Norway’s King Harald and Queen Sonja arrive in Naypyitaw in December 2014. / The Royal House of Norway
The setting is a house on stilts in Kyauk Kyi, Bago Region. It is located in a Myanmar military base in the middle of what until then had been known as the civil war’s black area. Basically, a free fire zone for the Myanmar military. Sitting on the floor were representatives of the displaced village communities, who had been hiding in the jungle for close to thirty years, never further than a day’s march away from the villages they were forced to flee.
They had been on the move constantly, having to relocate in the jungle every two to three years as the carrying capacity of the areas they cultivated was depleted, or to flee attacks by the military. The purpose of the encounter was to build confidence in the ceasefire which had only been signed some months before. This particular ceasefire had brought to a halt the longest-running insurgency on the planet, one that had seen over 60 years of continuous fighting.
A villager asked the colonel sitting in front of him whether he could guarantee that, if they returned, he and his men would not once again burn their villages down. The displaced villagers had agreed to the meeting as they knew that the battalion currently in the area had only just been deployed and was not the one that had attacked them a year earlier. The colonel answered that he could make that promise. And then, after a brief pause, stated that he knew that they did not believe him.
That exchange occurred in April 2012. The displaced villagers were being encouraged to come out of the jungle within the framework of a Norwegian-sponsored initiative called the Myanmar Peace Support Initiative. They came out, received support from Norway [seeds, tools and food aid to tie them over until the harvests], and settled near their traditional farmlands to cultivate their fields. The Norwegian-supported initiative acted as a sort of catalyst and guarantor in building confidence in the ceasefires.
Today, those very same areas are again being bombarded. The people from this area have again fled back into the jungle, with hundreds of thousands displaced by the fighting that has erupted since last year’s coup.
Myanmar was not a story of an impossible peace. A return to fighting was not inevitable. It is a story of a serious miscalculation. Peace is difficult to achieve. It is a path that can only be embarked upon by courageous and visionary individuals, who take the risk to reach out to the other in an effort to end the suffering of their people.
Frustrated by the overwhelming victory of the Daw Aung San Suu Kyi-led National League for Democracy in the 2020 general election, Senior General Min Aung Hlaing staged a coup in February 2021. It appears that he believed that the military could follow the old playbook of military domination that originated in the 1960s, had worked in the late 1980s and early 1990s and had even overcome the Saffron Revolution, the 2007 uprising led by monks.
But the coup leader hadn’t counted on the fact that Myanmar has evolved into a fundamentally different society since the 1980s. The people of Myanmar, and especially the young, have tasted the relative freedoms that came with the opening up of the country in 2011 and are actively demonstrating that they are not prepared to give those freedoms up.
The young lead this revolt against the military. And in doing so, they are following the examples of similar peaceful protest movements in Algeria, Belarus, Bolivia, Chile, Egypt, France, Georgia, Haiti, Hong Kong, Indonesia, Iraq, Lebanon, Sudan, Thailand, Ukraine and even the United States. In all these places, the peaceful protests are led by a generation who, through the mastering of social media, have been able to mobilize as never before, giving voice to frustrations and articulating hopes.

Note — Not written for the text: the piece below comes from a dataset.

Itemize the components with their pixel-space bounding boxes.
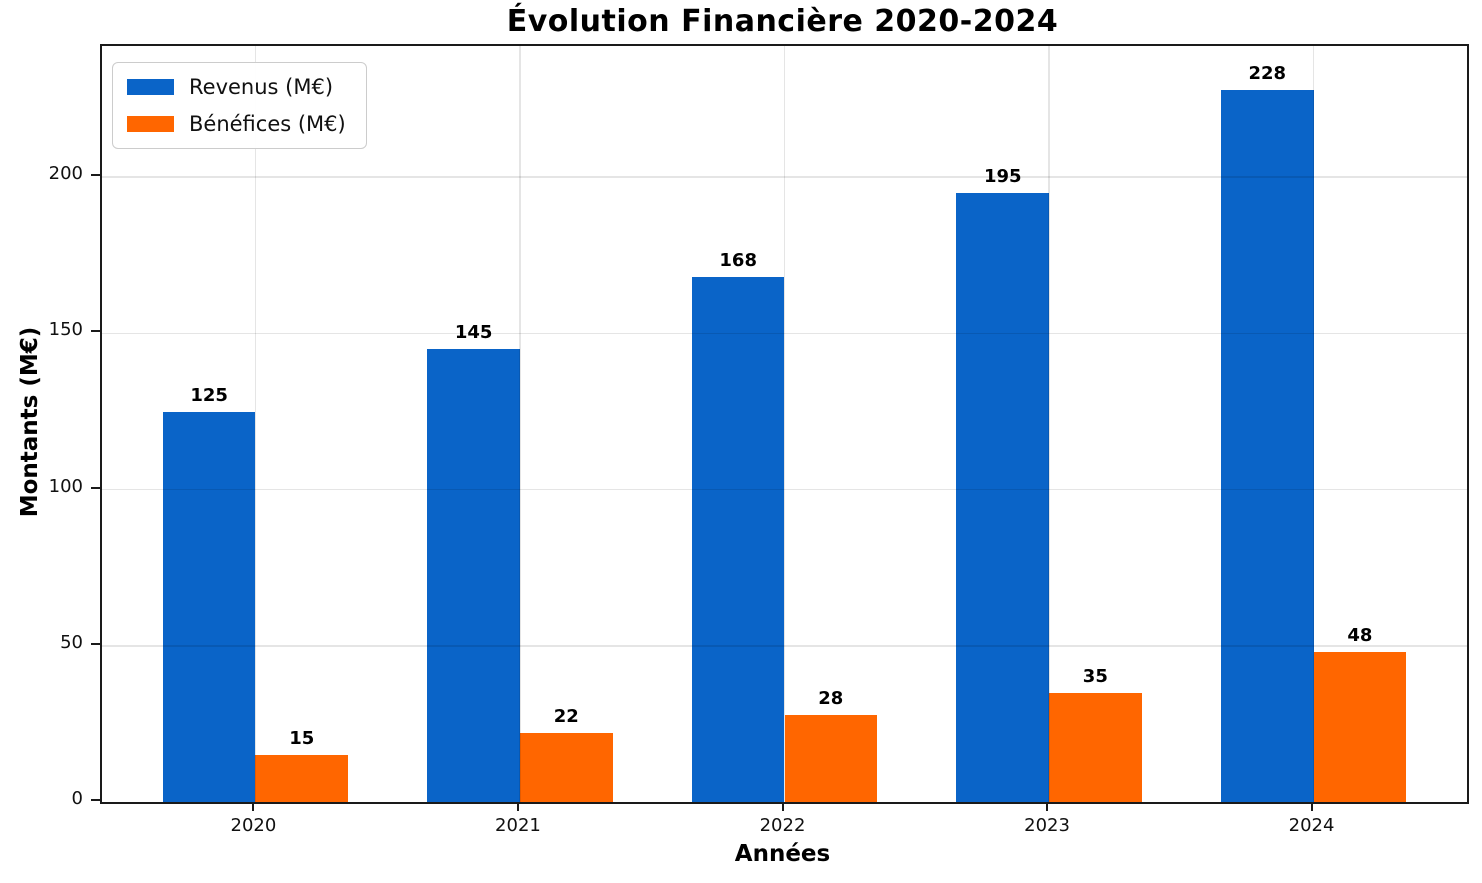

The miscalculation by the junta chief, and the brutal crackdown he ordered on those protesting against the coup, was a clear overreach by the military. Eighteen months later, Myanmar is destabilized as never before with military conflict, once so common but only in ethnic minority areas, now engulfing the heartland of the majority Bamar people. The military regime has now lost control of much of the country, despite its use of artillery and airstrikes against its own people.

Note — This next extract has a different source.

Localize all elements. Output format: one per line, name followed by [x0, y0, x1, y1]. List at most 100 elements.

In the face of all this, Western donors are reneging on their individual responsibilities. There seems to be little institutional memory of the early international involvement in the peace process, and of the benefits that donors received from this involvement in the form of favourable investments, lucrative contracts and burnished images as peace negotiators.
Today, a number of the Myanmar nationals who were instrumental in the Norwegian-supported peace initiative, in Kyauk Kyi and elsewhere, are running for their lives. While many have sought shelter in ethnic minority areas, others facing immediate and particular risk are seeking asylum. But the response they receive is that the crisis in Ukraine is taking up all the world’s attention.
Should one be surprised by such a response? After all a similar lack of interest led to the recent abandonment of Afghans who served the international effort in Afghanistan.
Realpolitik, of course, is a fact of life. But we need to understand that unkept promises come not only with a cost to those we have abandoned, but also a price to the West’s credibility and moral standing. We shouldn’t be surprised and offended when the West is accused of being hypocrites because, ultimately, we are. And that is not something to be proud of. We cannot and must not make a habit of abandoning our friends.
Charles Petrie is a former coordinator of the Myanmar Peace Support Initiative, a former United Nations Assistant Secretary General and United Nations Resident & Humanitarian Coordinator in Myanmar 2003-2007.